By TOM SHORTELL JERSEY JOURNAL STAFF WRITER

It wasn't hard to tell when the New York Avenue Block Association began winning the war against the drug dealers and crackheads in their Jersey City Heights neighborhood.

Ross London, who founded the group in 2002, said on two occasions bricks came flying through windows of his home. His car was repeatedly damaged and one time they even left a dead bird on his windshield as a warning.

But he wasn't alone. The properties of other residents were also damaged and one was threatened with death if he attended another association meeting, London said. "We went through hell. It was rough," London said.

The block of New York Avenue between Franklin Avenue and Ferry Street was a drug haven, said Sheena Begum, an area resident. Drug dealers roamed around at night with their car stereos blasting and conducted sales in the street, she said.

"They did it out in the open. They had this superior attitude," she said. London, a former municipal judge in Hoboken, had moved to the block in 2002 and was shocked by the crime he witnessed outside his home.

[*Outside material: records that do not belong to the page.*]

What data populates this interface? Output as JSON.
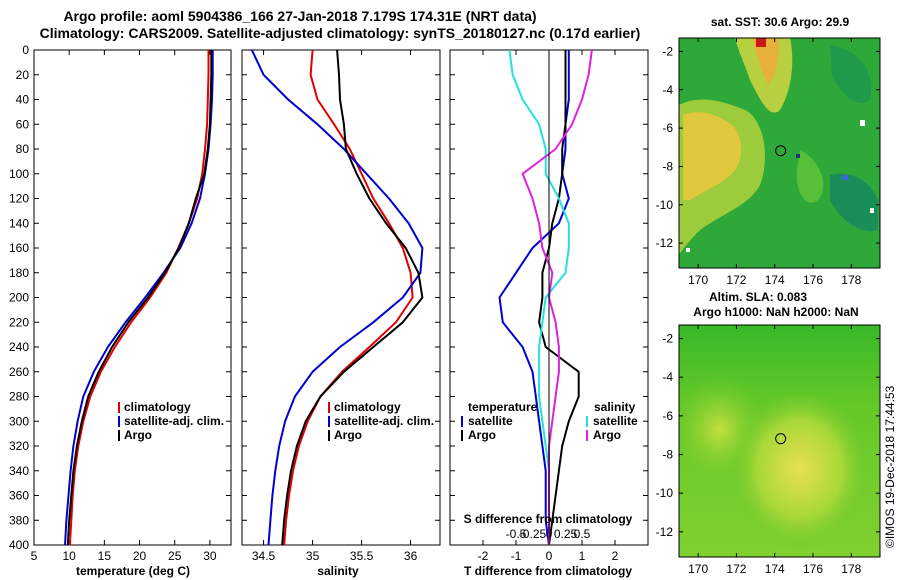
{
  "title": {
    "line1": "Argo profile: aoml 5904386_166 27-Jan-2018 7.179S 174.31E (NRT data)",
    "line2": "Climatology: CARS2009. Satellite-adjusted climatology: synTS_20180127.nc (0.17d earlier)"
  },
  "depth_ticks": [
    "0",
    "20",
    "40",
    "60",
    "80",
    "100",
    "120",
    "140",
    "160",
    "180",
    "200",
    "220",
    "240",
    "260",
    "280",
    "300",
    "320",
    "340",
    "360",
    "380",
    "400"
  ],
  "colors": {
    "climatology": "#e00000",
    "satellite": "#0000d0",
    "argo": "#000000",
    "argo_salt_diff": "#e020e0",
    "satellite_salt_diff": "#20e0e0"
  },
  "chart_data": [
    {
      "type": "line",
      "name": "temperature",
      "xlabel": "temperature (deg C)",
      "ylabel": "depth",
      "xlim": [
        5,
        33
      ],
      "ylim": [
        400,
        0
      ],
      "xticks": [
        5,
        10,
        15,
        20,
        25,
        30
      ],
      "legend": [
        "climatology",
        "satellite-adj. clim.",
        "Argo"
      ],
      "series": [
        {
          "name": "climatology",
          "color_key": "climatology",
          "x": [
            29.8,
            29.8,
            29.7,
            29.6,
            29.3,
            28.9,
            28.2,
            27.0,
            25.5,
            23.8,
            21.5,
            18.8,
            16.5,
            14.5,
            13.0,
            12.0,
            11.3,
            10.8,
            10.5,
            10.3,
            10.1
          ],
          "y": [
            0,
            20,
            40,
            60,
            80,
            100,
            120,
            140,
            160,
            180,
            200,
            220,
            240,
            260,
            280,
            300,
            320,
            340,
            360,
            380,
            400
          ]
        },
        {
          "name": "satellite-adj. clim.",
          "color_key": "satellite",
          "x": [
            30.4,
            30.4,
            30.3,
            30.1,
            29.8,
            29.3,
            28.6,
            27.4,
            25.8,
            23.4,
            20.8,
            18.0,
            15.5,
            13.5,
            12.0,
            11.2,
            10.6,
            10.2,
            9.9,
            9.6,
            9.4
          ],
          "y": [
            0,
            20,
            40,
            60,
            80,
            100,
            120,
            140,
            160,
            180,
            200,
            220,
            240,
            260,
            280,
            300,
            320,
            340,
            360,
            380,
            400
          ]
        },
        {
          "name": "Argo",
          "color_key": "argo",
          "x": [
            30.2,
            30.2,
            30.1,
            30.0,
            29.7,
            29.2,
            28.0,
            27.0,
            25.6,
            23.6,
            21.2,
            18.4,
            16.1,
            14.2,
            12.7,
            11.8,
            11.1,
            10.6,
            10.3,
            10.0,
            9.8
          ],
          "y": [
            0,
            20,
            40,
            60,
            80,
            100,
            120,
            140,
            160,
            180,
            200,
            220,
            240,
            260,
            280,
            300,
            320,
            340,
            360,
            380,
            400
          ]
        }
      ]
    },
    {
      "type": "line",
      "name": "salinity",
      "xlabel": "salinity",
      "ylabel": "depth",
      "xlim": [
        34.28,
        36.3
      ],
      "ylim": [
        400,
        0
      ],
      "xticks": [
        34.5,
        35,
        35.5,
        36
      ],
      "xticklabels": [
        "34.5",
        "35",
        "35.5",
        "36"
      ],
      "legend": [
        "climatology",
        "satellite-adj. clim.",
        "Argo"
      ],
      "series": [
        {
          "name": "climatology",
          "color_key": "climatology",
          "x": [
            35.0,
            34.98,
            35.05,
            35.22,
            35.38,
            35.5,
            35.62,
            35.78,
            35.92,
            36.0,
            36.02,
            35.85,
            35.58,
            35.3,
            35.08,
            34.95,
            34.86,
            34.8,
            34.76,
            34.73,
            34.71
          ],
          "y": [
            0,
            20,
            40,
            60,
            80,
            100,
            120,
            140,
            160,
            180,
            200,
            220,
            240,
            260,
            280,
            300,
            320,
            340,
            360,
            380,
            400
          ]
        },
        {
          "name": "satellite-adj. clim.",
          "color_key": "satellite",
          "x": [
            34.38,
            34.5,
            34.75,
            35.05,
            35.32,
            35.55,
            35.78,
            35.98,
            36.12,
            36.1,
            35.92,
            35.62,
            35.28,
            35.0,
            34.82,
            34.72,
            34.66,
            34.62,
            34.59,
            34.57,
            34.55
          ],
          "y": [
            0,
            20,
            40,
            60,
            80,
            100,
            120,
            140,
            160,
            180,
            200,
            220,
            240,
            260,
            280,
            300,
            320,
            340,
            360,
            380,
            400
          ]
        },
        {
          "name": "Argo",
          "color_key": "argo",
          "x": [
            35.25,
            35.27,
            35.28,
            35.32,
            35.34,
            35.45,
            35.58,
            35.75,
            35.95,
            36.08,
            36.12,
            35.92,
            35.62,
            35.32,
            35.08,
            34.93,
            34.84,
            34.78,
            34.74,
            34.71,
            34.69
          ],
          "y": [
            0,
            20,
            40,
            60,
            80,
            100,
            120,
            140,
            160,
            180,
            200,
            220,
            240,
            260,
            280,
            300,
            320,
            340,
            360,
            380,
            400
          ]
        }
      ]
    },
    {
      "type": "line",
      "name": "difference from climatology",
      "xlabel": "T difference from climatology",
      "xlabel2": "S difference from climatology",
      "xlim": [
        -3,
        3
      ],
      "ylim": [
        400,
        0
      ],
      "xticks": [
        -2,
        -1,
        0,
        1,
        2
      ],
      "xticklabels": [
        "-2",
        "-1",
        "0",
        "1",
        "2"
      ],
      "s_xticks": [
        -1.0,
        -0.5,
        0,
        0.5,
        1.0
      ],
      "s_xticklabels": [
        "-0.5",
        "-0.25",
        "0",
        "0.25",
        "0.5"
      ],
      "legend_temperature_heading": "temperature",
      "legend_salinity_heading": "salinity",
      "legend_temperature": [
        "satellite",
        "Argo"
      ],
      "legend_salinity": [
        "satellite",
        "Argo"
      ],
      "series": [
        {
          "name": "temperature satellite",
          "color_key": "satellite",
          "x": [
            0.6,
            0.6,
            0.6,
            0.5,
            0.5,
            0.4,
            0.6,
            0.3,
            -0.5,
            -1.0,
            -1.5,
            -1.4,
            -0.8,
            -0.5,
            -0.4,
            -0.3,
            -0.2,
            -0.1,
            -0.1,
            -0.1,
            0.0
          ],
          "y": [
            0,
            20,
            40,
            60,
            80,
            100,
            120,
            140,
            160,
            180,
            200,
            220,
            240,
            260,
            280,
            300,
            320,
            340,
            360,
            380,
            400
          ]
        },
        {
          "name": "temperature Argo",
          "color_key": "argo",
          "x": [
            0.5,
            0.5,
            0.5,
            0.5,
            0.4,
            0.4,
            0.3,
            0.1,
            0.0,
            -0.2,
            -0.2,
            -0.3,
            -0.1,
            0.9,
            0.9,
            0.6,
            0.4,
            0.3,
            0.2,
            0.1,
            0.0
          ],
          "y": [
            0,
            20,
            40,
            60,
            80,
            100,
            120,
            140,
            160,
            180,
            200,
            220,
            240,
            260,
            280,
            300,
            320,
            340,
            360,
            380,
            400
          ]
        },
        {
          "name": "salinity satellite",
          "color_key": "satellite_salt_diff",
          "x": [
            -1.2,
            -1.1,
            -0.8,
            -0.3,
            -0.1,
            -0.1,
            0.3,
            0.6,
            0.6,
            0.5,
            -0.1,
            -0.2,
            -0.3,
            -0.3,
            -0.3,
            -0.2,
            -0.1,
            0.0,
            0.0,
            0.0,
            0.0
          ],
          "y": [
            0,
            20,
            40,
            60,
            80,
            100,
            120,
            140,
            160,
            180,
            200,
            220,
            240,
            260,
            280,
            300,
            320,
            340,
            360,
            380,
            400
          ]
        },
        {
          "name": "salinity Argo",
          "color_key": "argo_salt_diff",
          "x": [
            1.3,
            1.2,
            1.0,
            0.7,
            0.2,
            -0.8,
            -0.5,
            -0.3,
            -0.2,
            0.1,
            0.0,
            0.2,
            0.3,
            0.3,
            0.2,
            0.1,
            0.0,
            0.0,
            0.0,
            0.0,
            0.0
          ],
          "y": [
            0,
            20,
            40,
            60,
            80,
            100,
            120,
            140,
            160,
            180,
            200,
            220,
            240,
            260,
            280,
            300,
            320,
            340,
            360,
            380,
            400
          ]
        }
      ]
    },
    {
      "type": "heatmap",
      "name": "sst map",
      "title": "sat. SST: 30.6 Argo: 29.9",
      "xticks": [
        170,
        172,
        174,
        176,
        178
      ],
      "yticks": [
        -2,
        -4,
        -6,
        -8,
        -10,
        -12
      ],
      "xlim": [
        169,
        179.5
      ],
      "ylim": [
        -13.3,
        -1.3
      ],
      "marker": {
        "lon": 174.31,
        "lat": -7.18
      }
    },
    {
      "type": "heatmap",
      "name": "sla map",
      "title": "Altim. SLA: 0.083",
      "subtitle": "Argo h1000: NaN h2000: NaN",
      "xticks": [
        170,
        172,
        174,
        176,
        178
      ],
      "yticks": [
        -2,
        -4,
        -6,
        -8,
        -10,
        -12
      ],
      "xlim": [
        169,
        179.5
      ],
      "ylim": [
        -13.3,
        -1.3
      ],
      "marker": {
        "lon": 174.31,
        "lat": -7.18
      }
    }
  ],
  "credit": "©IMOS 19-Dec-2018 17:44:53"
}
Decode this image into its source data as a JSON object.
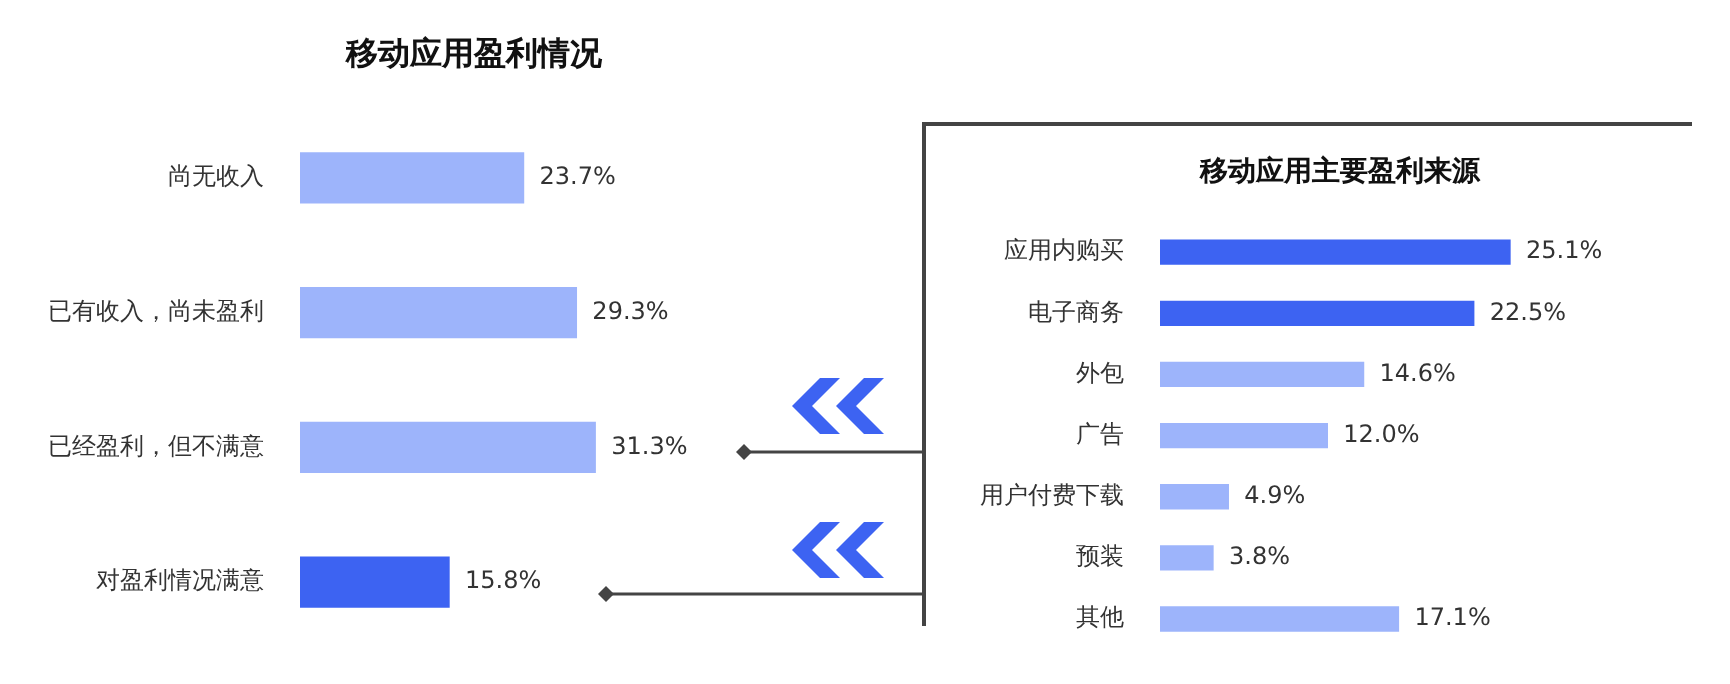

"The block had been pretty awful," said London, 59. "I figured I'd stick it out for six months and see what happened. In the meantime, I decided to do everything possible to see what could be changed."

He formed the block association. Then he rallied the police and local politicians. The association also pushed landlords to hold their tenants accountable for illegal actions.

London, now a professor at Berkeley College in Newark, set up a surveillance camera outside his window and gave police footage of crimes, he said. The pressure paid off in 2005, when an undercover drug sting rounded up some of the block's worst offenders, residents said. "The police came through big," London said.

"By building partnerships and through teamwork, police and community groups can create neighborhoods where people can live and work safely," Police Director Sam Jefferson said.
Many of the residents credit London for the turnaround.

"That's all the judge's doing," Artie Gordon said of London. "Every little spot was filled with drugs. Then he moved in." London credits all his neighbors. "The key to political power is political organizing," he said.

Now when residents look outside, they see children playing catch instead of dealers cruising the street.

"With the community and police working as a team, we can accomplish the goal of cleaning up the streets," Police Chief Tom Comey said.